Radiation therapy given after surgery may reduce the risk for recurrence of cancer over the use of surgery alone in women with stage IB cancer of the cervix, according to the results of a recent U.S. study.
Cancer of the
cervix, the opening of the uterus (womb) that connects the uterus to the vagina (birth canal), is a common cancer in women. Treatment options depend on the
stage of disease (extent of cancer at diagnosis) and may include surgery, radiation therapy, and/or chemotherapy. Stage IB cervical cancer is characterized by cancer that is confined to the tissues of the
cervix. Bulky stage IB cervical cancer consists of cancer that is confined to the cervix, but is larger than 4 cm in size. Women who have these stages of cervical cancer often undergo surgery as primary treatment. One of the most common types of surgeries performed is a
radical hysterectomy, which involves the removal of the cervix, uterus, and part of the vagina. Surgical removal of the nearby lymph nodes, called a
lymph node dissection or pelvic lymphadenectomy, is also done to determine whether cancer cells have spread to these lymph nodes.

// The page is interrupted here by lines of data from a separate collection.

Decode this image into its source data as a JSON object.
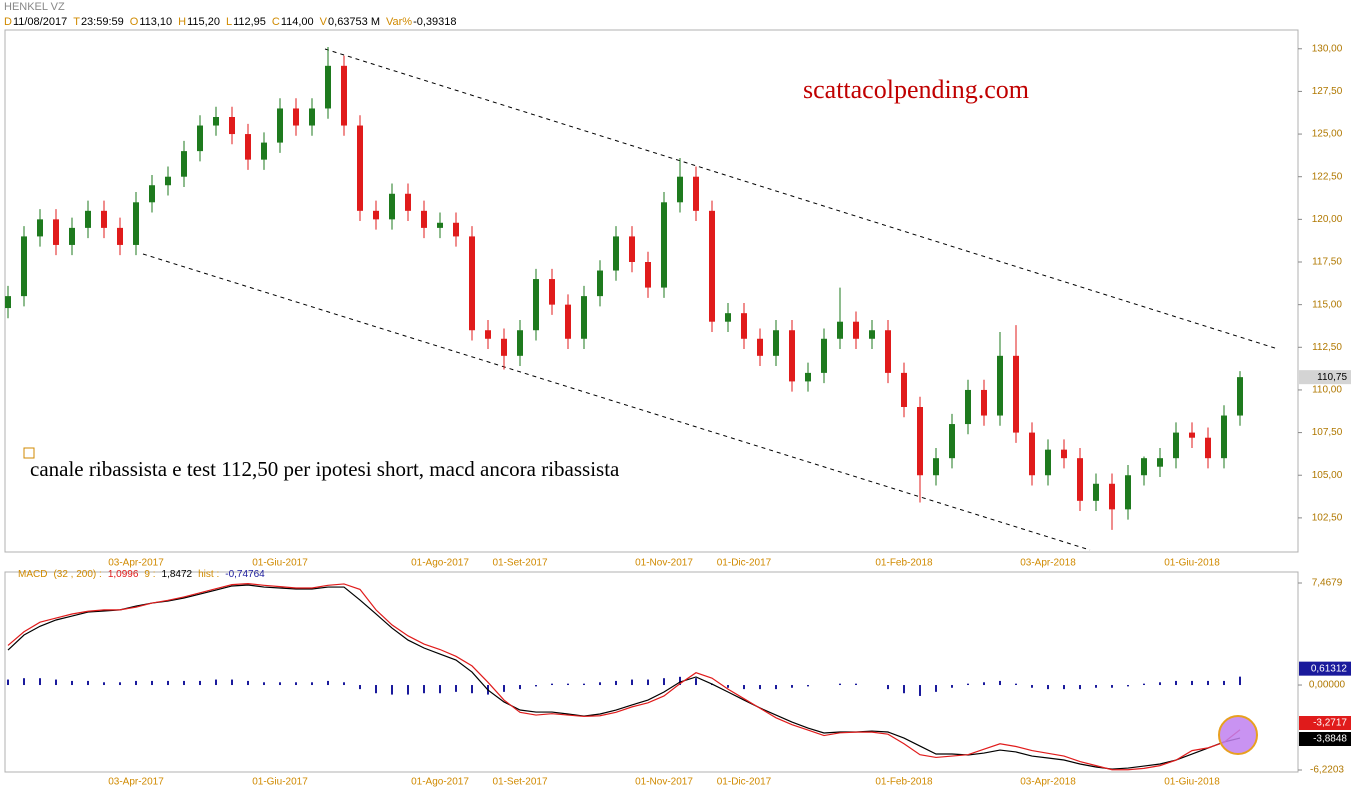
{
  "chart_data": [
    {
      "type": "candlestick",
      "title": "HENKEL VZ",
      "info": [
        {
          "key": "D",
          "value": "11/08/2017"
        },
        {
          "key": "T",
          "value": "23:59:59"
        },
        {
          "key": "O",
          "value": "113,10"
        },
        {
          "key": "H",
          "value": "115,20"
        },
        {
          "key": "L",
          "value": "112,95"
        },
        {
          "key": "C",
          "value": "114,00"
        },
        {
          "key": "V",
          "value": "0,63753 M"
        },
        {
          "key": "Var%",
          "value": "-0,39318"
        }
      ],
      "annotations": [
        "scattacolpending.com",
        "canale ribassista e test 112,50 per ipotesi short, macd ancora ribassista"
      ],
      "categories": [
        null,
        null,
        null,
        null,
        null,
        null,
        null,
        null,
        "03-Apr-2017",
        null,
        null,
        null,
        null,
        null,
        null,
        null,
        null,
        "01-Giu-2017",
        null,
        null,
        null,
        null,
        null,
        null,
        null,
        null,
        null,
        "01-Ago-2017",
        null,
        null,
        null,
        null,
        "01-Set-2017",
        null,
        null,
        null,
        null,
        null,
        null,
        null,
        null,
        "01-Nov-2017",
        null,
        null,
        null,
        null,
        "01-Dic-2017",
        null,
        null,
        null,
        null,
        null,
        null,
        null,
        null,
        null,
        "01-Feb-2018",
        null,
        null,
        null,
        null,
        null,
        null,
        null,
        null,
        "03-Apr-2018",
        null,
        null,
        null,
        null,
        null,
        null,
        null,
        null,
        "01-Giu-2018",
        null,
        null,
        null
      ],
      "open": [
        114.8,
        115.5,
        119,
        120,
        118.5,
        119.5,
        120.5,
        119.5,
        118.5,
        121,
        122,
        122.5,
        124,
        125.5,
        126,
        125,
        123.5,
        124.5,
        126.5,
        125.5,
        126.5,
        129,
        125.5,
        120.5,
        120,
        121.5,
        120.5,
        119.5,
        119.8,
        119,
        113.5,
        113,
        112,
        113.5,
        116.5,
        115,
        113,
        115.5,
        117,
        119,
        117.5,
        116,
        121,
        122.5,
        120.5,
        114,
        114.5,
        113,
        112,
        113.5,
        110.5,
        111,
        113,
        114,
        113,
        113.5,
        111,
        109,
        105,
        106,
        108,
        110,
        108.5,
        112,
        107.5,
        105,
        106.5,
        106,
        103.5,
        104.5,
        103,
        105,
        105.5,
        106,
        107.5,
        107.2,
        106,
        108.5
      ],
      "high": [
        116.1,
        119.6,
        120.6,
        120.6,
        120.1,
        121.1,
        121.1,
        120.1,
        121.6,
        122.6,
        123.1,
        124.6,
        126.1,
        126.6,
        126.6,
        125.6,
        125.1,
        127.1,
        127.1,
        127.1,
        130.1,
        129.6,
        126.1,
        121.1,
        122.1,
        122.1,
        121.1,
        120.4,
        120.4,
        119.6,
        114.1,
        113.6,
        114.1,
        117.1,
        117.1,
        115.6,
        116.1,
        117.6,
        119.6,
        119.6,
        118.1,
        121.6,
        123.6,
        123.1,
        121.1,
        115.1,
        115.1,
        113.6,
        114.1,
        114.1,
        111.6,
        113.6,
        116,
        114.6,
        114.1,
        114.1,
        111.6,
        109.6,
        106.6,
        108.6,
        110.6,
        110.6,
        113.4,
        113.8,
        108.1,
        107.1,
        107.1,
        106.6,
        105.1,
        105.1,
        105.6,
        106.1,
        106.6,
        108.1,
        108.1,
        107.8,
        109.1,
        111.1
      ],
      "low": [
        114.2,
        114.9,
        118.4,
        117.9,
        117.9,
        118.9,
        118.9,
        117.9,
        117.9,
        120.4,
        121.4,
        121.9,
        123.4,
        124.9,
        124.4,
        122.9,
        122.9,
        123.9,
        124.9,
        124.9,
        125.9,
        124.9,
        119.9,
        119.4,
        119.4,
        119.9,
        118.9,
        118.9,
        118.4,
        112.9,
        112.4,
        111.2,
        111.4,
        112.9,
        114.4,
        112.4,
        112.4,
        114.9,
        116.4,
        116.9,
        115.4,
        115.4,
        120.4,
        119.9,
        113.4,
        113.4,
        112.4,
        111.4,
        111.4,
        109.9,
        109.9,
        110.4,
        112.4,
        112.4,
        112.4,
        110.4,
        108.4,
        103.4,
        104.4,
        105.4,
        107.4,
        107.9,
        107.9,
        106.9,
        104.4,
        104.4,
        105.4,
        102.9,
        102.9,
        101.8,
        102.4,
        104.4,
        104.9,
        105.4,
        106.6,
        105.4,
        105.4,
        107.9
      ],
      "close": [
        115.5,
        119,
        120,
        118.5,
        119.5,
        120.5,
        119.5,
        118.5,
        121,
        122,
        122.5,
        124,
        125.5,
        126,
        125,
        123.5,
        124.5,
        126.5,
        125.5,
        126.5,
        129,
        125.5,
        120.5,
        120,
        121.5,
        120.5,
        119.5,
        119.8,
        119,
        113.5,
        113,
        112,
        113.5,
        116.5,
        115,
        113,
        115.5,
        117,
        119,
        117.5,
        116,
        121,
        122.5,
        120.5,
        114,
        114.5,
        113,
        112,
        113.5,
        110.5,
        111,
        113,
        114,
        113,
        113.5,
        111,
        109,
        105,
        106,
        108,
        110,
        108.5,
        112,
        107.5,
        105,
        106.5,
        106,
        103.5,
        104.5,
        103,
        105,
        106,
        106,
        107.5,
        107.2,
        106,
        108.5,
        110.75
      ],
      "last_label": "110,75",
      "up_color": "#1e7a1e",
      "down_color": "#e01b1b",
      "ylim": [
        100.5,
        131.1
      ],
      "yticks": [
        {
          "value": 102.5,
          "label": "102,50"
        },
        {
          "value": 105,
          "label": "105,00"
        },
        {
          "value": 107.5,
          "label": "107,50"
        },
        {
          "value": 110,
          "label": "110,00"
        },
        {
          "value": 112.5,
          "label": "112,50"
        },
        {
          "value": 115,
          "label": "115,00"
        },
        {
          "value": 117.5,
          "label": "117,50"
        },
        {
          "value": 120,
          "label": "120,00"
        },
        {
          "value": 122.5,
          "label": "122,50"
        },
        {
          "value": 125,
          "label": "125,00"
        },
        {
          "value": 127.5,
          "label": "127,50"
        },
        {
          "value": 130,
          "label": "130,00"
        }
      ]
    },
    {
      "type": "line",
      "title": "MACD",
      "legend_items": [
        {
          "label": "(32 , 200) :",
          "value": "1,0996",
          "color": "#e01b1b"
        },
        {
          "label": "9 :",
          "value": "1,8472",
          "color": "#000000"
        },
        {
          "label": "hist :",
          "value": "-0,74764",
          "color": "#1a1a9c"
        }
      ],
      "series": [
        {
          "color": "#000000",
          "last_label": "-3,8848",
          "values": [
            2.56,
            3.66,
            4.3,
            4.76,
            5.05,
            5.34,
            5.42,
            5.5,
            5.78,
            6.0,
            6.15,
            6.37,
            6.66,
            6.95,
            7.25,
            7.32,
            7.17,
            7.1,
            7.03,
            7.03,
            7.17,
            7.17,
            6.22,
            5.2,
            4.17,
            3.29,
            2.71,
            2.27,
            1.83,
            0.95,
            -0.37,
            -1.24,
            -1.83,
            -1.98,
            -1.98,
            -2.12,
            -2.27,
            -2.12,
            -1.83,
            -1.46,
            -1.1,
            -0.51,
            0.22,
            0.59,
            0.07,
            -0.51,
            -1.1,
            -1.68,
            -2.2,
            -2.71,
            -3.15,
            -3.51,
            -3.44,
            -3.44,
            -3.37,
            -3.44,
            -3.88,
            -4.47,
            -5.05,
            -5.05,
            -5.12,
            -4.98,
            -4.76,
            -4.9,
            -5.2,
            -5.34,
            -5.49,
            -5.78,
            -6.0,
            -6.15,
            -6.08,
            -5.93,
            -5.78,
            -5.49,
            -5.05,
            -4.61,
            -4.17,
            -3.8848
          ]
        },
        {
          "color": "#e01b1b",
          "last_label": "-3,2717",
          "values": [
            2.9,
            3.9,
            4.6,
            4.9,
            5.2,
            5.4,
            5.5,
            5.5,
            5.7,
            6.0,
            6.2,
            6.45,
            6.75,
            7.05,
            7.35,
            7.42,
            7.3,
            7.2,
            7.1,
            7.1,
            7.3,
            7.4,
            7.0,
            5.5,
            4.4,
            3.6,
            3.0,
            2.6,
            2.1,
            1.4,
            0.2,
            -1.1,
            -2.0,
            -2.2,
            -2.1,
            -2.2,
            -2.3,
            -2.25,
            -2.0,
            -1.6,
            -1.3,
            -0.8,
            0.1,
            0.9,
            0.5,
            -0.3,
            -1.0,
            -1.7,
            -2.4,
            -2.9,
            -3.3,
            -3.7,
            -3.5,
            -3.45,
            -3.45,
            -3.6,
            -4.3,
            -5.1,
            -5.3,
            -5.2,
            -5.1,
            -4.7,
            -4.3,
            -4.5,
            -4.8,
            -5.0,
            -5.2,
            -5.6,
            -5.9,
            -6.2,
            -6.2,
            -6.1,
            -5.9,
            -5.5,
            -4.8,
            -4.6,
            -4.2,
            -3.2717
          ]
        }
      ],
      "histogram": {
        "color": "#1a1a9c",
        "last_label": "0,61312",
        "values": [
          0.4,
          0.5,
          0.5,
          0.4,
          0.3,
          0.3,
          0.2,
          0.2,
          0.3,
          0.3,
          0.3,
          0.3,
          0.3,
          0.4,
          0.4,
          0.3,
          0.2,
          0.2,
          0.2,
          0.2,
          0.3,
          0.2,
          -0.3,
          -0.6,
          -0.7,
          -0.7,
          -0.6,
          -0.6,
          -0.5,
          -0.6,
          -0.7,
          -0.5,
          -0.3,
          -0.1,
          0.1,
          0.1,
          0.1,
          0.2,
          0.3,
          0.4,
          0.4,
          0.5,
          0.6,
          0.5,
          0.1,
          -0.2,
          -0.3,
          -0.3,
          -0.3,
          -0.2,
          -0.1,
          0.0,
          0.1,
          0.1,
          0.0,
          -0.3,
          -0.6,
          -0.8,
          -0.5,
          -0.2,
          0.1,
          0.2,
          0.3,
          0.1,
          -0.2,
          -0.3,
          -0.3,
          -0.3,
          -0.2,
          -0.2,
          -0.1,
          0.1,
          0.2,
          0.3,
          0.3,
          0.3,
          0.3,
          0.61312
        ]
      },
      "ylim": [
        -6.2203,
        7.4679
      ],
      "yticks": [
        {
          "value": -6.2203,
          "label": "-6,2203"
        },
        {
          "value": 0,
          "label": "0,00000"
        },
        {
          "value": 7.4679,
          "label": "7,4679"
        }
      ]
    }
  ]
}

After surgery, some women may still have residual disease outside the cervix in amounts so small that they cannot be detected (called
micrometasases). To help prevent any potentially remaining micrometastases from growing and causing a
recurrence (return) of cancer after surgery, additional therapy is sometimes administered (called
adjuvant therapy). The benefit of adjuvant therapy with radiation therapy for women with bulky stage IB cervical cancer has been documented previously; however, the role of this therapy for women with smaller stage IB cervical cancer is not yet entirely clear. Researchers recently sought to determine whether the use of radiation therapy as adjuvant therapy after surgery would prove to be more effective than surgery alone for women with this type of disease.
Researchers from several U.S. medical centers assigned 277 women with stage IB cervical cancer to receive either a radical hysterectomy alone or a radical hysterectomy followed by radiation therapy. Fifteen percent of those receiving radiation therapy had a recurrence of cancer, compared with 28% of those who had surgery only. The reduction in the risk of having a cancer recurrence with radiation therapy was 47%. There were 15 deaths from cancer in those receiving radiation therapy, compared with 25 deaths from cancer in those receiving surgery alone. In terms of side effects, gastrointestinal and urinary tract infections were more severe in the radiation therapy group, and 1 woman died of treatment-related complications.

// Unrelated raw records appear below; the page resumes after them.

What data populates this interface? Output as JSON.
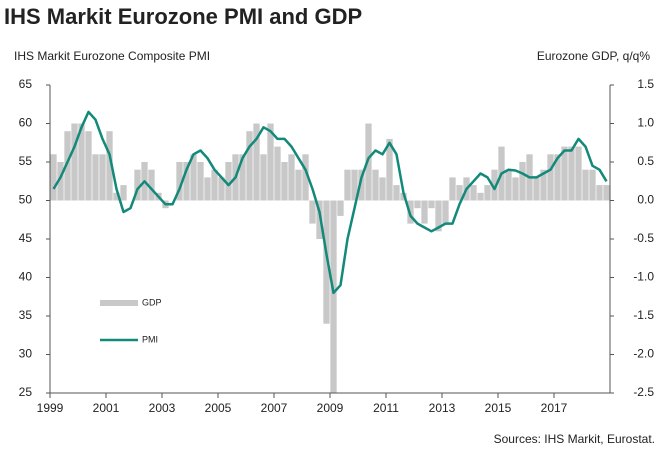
{
  "chart_data": {
    "type": "line-bar",
    "title": "IHS Markit Eurozone PMI and GDP",
    "ylabel": "IHS Markit Eurozone Composite PMI",
    "y2label": "Eurozone GDP, q/q%",
    "source": "Sources: IHS Markit, Eurostat.",
    "x": [
      1999,
      1999.25,
      1999.5,
      1999.75,
      2000,
      2000.25,
      2000.5,
      2000.75,
      2001,
      2001.25,
      2001.5,
      2001.75,
      2002,
      2002.25,
      2002.5,
      2002.75,
      2003,
      2003.25,
      2003.5,
      2003.75,
      2004,
      2004.25,
      2004.5,
      2004.75,
      2005,
      2005.25,
      2005.5,
      2005.75,
      2006,
      2006.25,
      2006.5,
      2006.75,
      2007,
      2007.25,
      2007.5,
      2007.75,
      2008,
      2008.25,
      2008.5,
      2008.75,
      2009,
      2009.25,
      2009.5,
      2009.75,
      2010,
      2010.25,
      2010.5,
      2010.75,
      2011,
      2011.25,
      2011.5,
      2011.75,
      2012,
      2012.25,
      2012.5,
      2012.75,
      2013,
      2013.25,
      2013.5,
      2013.75,
      2014,
      2014.25,
      2014.5,
      2014.75,
      2015,
      2015.25,
      2015.5,
      2015.75,
      2016,
      2016.25,
      2016.5,
      2016.75,
      2017,
      2017.25,
      2017.5,
      2017.75,
      2018,
      2018.25,
      2018.5,
      2018.75
    ],
    "series": [
      {
        "name": "GDP",
        "color": "#c8c8c8",
        "axis": "y2",
        "style": "bar",
        "values": [
          0.6,
          0.5,
          0.9,
          1.0,
          1.0,
          0.9,
          0.6,
          0.6,
          0.9,
          0.1,
          0.2,
          0.0,
          0.4,
          0.5,
          0.4,
          0.1,
          -0.1,
          0.0,
          0.5,
          0.5,
          0.6,
          0.5,
          0.3,
          0.4,
          0.3,
          0.5,
          0.6,
          0.6,
          0.9,
          1.0,
          0.6,
          1.0,
          0.7,
          0.5,
          0.6,
          0.4,
          0.6,
          -0.3,
          -0.5,
          -1.6,
          -2.5,
          -0.2,
          0.4,
          0.4,
          0.4,
          1.0,
          0.4,
          0.3,
          0.8,
          0.2,
          0.1,
          -0.3,
          -0.1,
          -0.3,
          -0.1,
          -0.4,
          -0.3,
          0.3,
          0.2,
          0.3,
          0.2,
          0.1,
          0.2,
          0.4,
          0.7,
          0.4,
          0.3,
          0.5,
          0.6,
          0.3,
          0.4,
          0.6,
          0.6,
          0.7,
          0.7,
          0.7,
          0.4,
          0.4,
          0.2,
          0.2
        ]
      },
      {
        "name": "PMI",
        "color": "#13897a",
        "axis": "y",
        "style": "line",
        "values": [
          51.5,
          53,
          55,
          57,
          59.5,
          61.5,
          60.5,
          58,
          56,
          51.5,
          48.5,
          49,
          51.5,
          52.5,
          51.5,
          50.5,
          49.5,
          49.5,
          51.5,
          54,
          56,
          56.5,
          55.5,
          54,
          53,
          52,
          53,
          55.5,
          57,
          58,
          59.5,
          59,
          58,
          58,
          57,
          55.5,
          54,
          51.5,
          48.5,
          43,
          38,
          39,
          45,
          49,
          53,
          55.5,
          56.5,
          56,
          57.5,
          56,
          51,
          48,
          47,
          46.5,
          46,
          46.5,
          47,
          47,
          49.5,
          51.5,
          52.5,
          53.5,
          53,
          51.5,
          53.5,
          54,
          53.9,
          53.5,
          53,
          53,
          53.5,
          54,
          55.5,
          56.5,
          56.5,
          58,
          57,
          54.5,
          54,
          52.5
        ]
      }
    ],
    "xlim": [
      1999,
      2019
    ],
    "xticks": [
      1999,
      2001,
      2003,
      2005,
      2007,
      2009,
      2011,
      2013,
      2015,
      2017
    ],
    "ylim": [
      25,
      65
    ],
    "yticks": [
      25,
      30,
      35,
      40,
      45,
      50,
      55,
      60,
      65
    ],
    "y2lim": [
      -2.5,
      1.5
    ],
    "y2ticks": [
      -2.5,
      {
        "value": -2,
        "label": "-2.0"
      },
      -1.5,
      {
        "value": -1,
        "label": "-1.0"
      },
      -0.5,
      {
        "value": 0,
        "label": "0.0"
      },
      0.5,
      {
        "value": 1,
        "label": "1.0"
      },
      1.5
    ],
    "grid": false
  }
}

From these findings, it appears that the use of radiation therapy after a radical hysterectomy for stage IB cervical cancer reduces the risk of recurrence and improves survival rates over the use of surgery alone. Previous clinical trials, however, have shown that a combination of chemotherapy and radiation therapy is superior to radiation therapy alone. Women who have early-stage cervical cancer may wish to talk with their doctor about the risks and benefits of receiving radiation therapy with or without chemotherapy after surgery or of participating in a clinical trial in which promising new therapies are being studied.